What produced the gap

All five tools ultimately parse the byte stream of a PDF file. The PDF format does not natively encode semantic structure — there is no tag that says "this region is a formula" or "this is a table header." What differs between tools is how much inference they apply on top of the raw parse.

pdftotext applies none. It extracts the character stream in reading order and stops. pymupdf adds coordinate-aware extraction, which enables it to detect image bounding boxes and emit references, but does not go further into semantic classification. markitdown appears to use a conversion layer that works well on simpler PDF structures but degrades on the ACM two-column format with embedded arXiv metadata.

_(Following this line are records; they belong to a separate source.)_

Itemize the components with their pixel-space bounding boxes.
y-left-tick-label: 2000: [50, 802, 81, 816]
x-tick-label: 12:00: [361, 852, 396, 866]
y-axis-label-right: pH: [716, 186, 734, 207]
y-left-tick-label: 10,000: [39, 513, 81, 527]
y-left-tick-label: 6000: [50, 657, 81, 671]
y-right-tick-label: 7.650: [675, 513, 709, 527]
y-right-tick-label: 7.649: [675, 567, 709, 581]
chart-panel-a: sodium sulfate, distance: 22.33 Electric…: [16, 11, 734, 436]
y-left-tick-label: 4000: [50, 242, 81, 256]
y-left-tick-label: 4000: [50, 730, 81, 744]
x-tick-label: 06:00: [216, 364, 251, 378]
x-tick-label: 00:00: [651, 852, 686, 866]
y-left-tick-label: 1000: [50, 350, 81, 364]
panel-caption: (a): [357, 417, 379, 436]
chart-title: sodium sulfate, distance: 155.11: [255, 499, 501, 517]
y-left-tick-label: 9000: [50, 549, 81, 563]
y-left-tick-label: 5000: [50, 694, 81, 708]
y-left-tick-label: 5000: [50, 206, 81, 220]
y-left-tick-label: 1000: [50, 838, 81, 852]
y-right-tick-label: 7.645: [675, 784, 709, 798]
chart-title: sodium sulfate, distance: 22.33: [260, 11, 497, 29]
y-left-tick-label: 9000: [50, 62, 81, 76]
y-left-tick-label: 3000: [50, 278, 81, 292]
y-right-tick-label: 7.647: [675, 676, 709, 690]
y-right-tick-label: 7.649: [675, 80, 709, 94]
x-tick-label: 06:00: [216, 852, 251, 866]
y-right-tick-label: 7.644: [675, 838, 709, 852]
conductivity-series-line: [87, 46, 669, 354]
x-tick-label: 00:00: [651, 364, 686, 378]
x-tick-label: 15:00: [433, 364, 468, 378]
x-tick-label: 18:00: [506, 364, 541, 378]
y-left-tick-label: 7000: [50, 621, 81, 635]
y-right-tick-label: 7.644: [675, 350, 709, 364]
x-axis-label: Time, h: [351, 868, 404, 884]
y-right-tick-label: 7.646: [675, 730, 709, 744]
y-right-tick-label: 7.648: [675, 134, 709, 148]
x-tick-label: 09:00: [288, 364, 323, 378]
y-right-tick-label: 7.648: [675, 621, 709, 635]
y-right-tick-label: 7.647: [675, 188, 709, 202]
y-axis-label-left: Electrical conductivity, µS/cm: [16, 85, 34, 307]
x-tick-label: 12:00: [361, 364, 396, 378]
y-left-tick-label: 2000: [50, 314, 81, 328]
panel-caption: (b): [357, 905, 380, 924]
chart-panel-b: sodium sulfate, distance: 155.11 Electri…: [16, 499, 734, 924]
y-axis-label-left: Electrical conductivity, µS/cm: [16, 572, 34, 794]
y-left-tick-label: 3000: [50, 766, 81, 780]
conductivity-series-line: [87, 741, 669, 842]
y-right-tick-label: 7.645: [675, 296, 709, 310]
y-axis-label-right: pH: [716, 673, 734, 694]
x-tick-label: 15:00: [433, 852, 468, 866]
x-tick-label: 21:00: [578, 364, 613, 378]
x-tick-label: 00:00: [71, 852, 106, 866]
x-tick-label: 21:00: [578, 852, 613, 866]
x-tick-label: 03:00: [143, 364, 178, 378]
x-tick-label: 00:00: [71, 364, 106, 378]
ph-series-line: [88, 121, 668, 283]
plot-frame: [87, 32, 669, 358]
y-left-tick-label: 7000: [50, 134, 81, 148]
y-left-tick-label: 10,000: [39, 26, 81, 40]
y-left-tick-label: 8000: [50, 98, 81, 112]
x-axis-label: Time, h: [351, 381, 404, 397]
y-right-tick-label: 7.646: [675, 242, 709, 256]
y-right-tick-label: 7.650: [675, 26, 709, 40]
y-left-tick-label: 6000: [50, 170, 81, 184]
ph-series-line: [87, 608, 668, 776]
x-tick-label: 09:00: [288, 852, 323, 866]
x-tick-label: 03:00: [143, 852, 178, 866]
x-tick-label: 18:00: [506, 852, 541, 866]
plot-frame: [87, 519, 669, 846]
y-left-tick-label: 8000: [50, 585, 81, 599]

opendataloader-pdf adds a structure-detection step that identifies headings and sections, and maps images to references. Its column-boundary weakness is a known failure mode of heuristic layout analysis: when two columns share a horizontal band, the extraction cursor can merge the last token of one column with the first token of the next.

mineru runs a dedicated layout analysis model before extraction. That model classifies each page region — formula, table, prose block, figure — and routes each region to the appropriate extractor. Formula regions go to a LaTeX renderer. Table regions go to an HTML serializer. This architectural choice is what produces the 15/15 scores on formula handling and table handling, and it is also what makes mineru the slowest tool in the group: the layout model inference adds real wall-clock time compared to pure text extraction.

The performance gap is not a tuning difference — it is a design difference. Tools built for plain text extraction cannot approach mineru's scores on a math- and table-heavy academic paper without a significant architectural change.


When to pick what

For academic papers with formulas and tables, mineru is the correct choice. There is no close second for documents that require LaTeX-faithful formula output.

For documents heavy on images and prose — slide decks exported as PDFs, image-rich reports — opendataloader-pdf is the better balance of structure and image handling, with the caveat that its output needs a word-merge cleanup pass on two-column layouts.

pymupdf is a reasonable default for image-referenced documents where math is absent and the goal is fast, clean text with figure pointers intact.

pdftotext suits cases where only the character stream matters: building a text search index, running a classifier over document content, or feeding plain text to a summarization step that does not require structure.

In an automated pipeline, the tool selection can be conditioned on document type. A classifier that detects whether a PDF contains formula regions — which is a tractable problem — can route academic papers to mineru and everything else to a lighter tool, capturing most of mineru's quality gains without paying its latency cost on every document.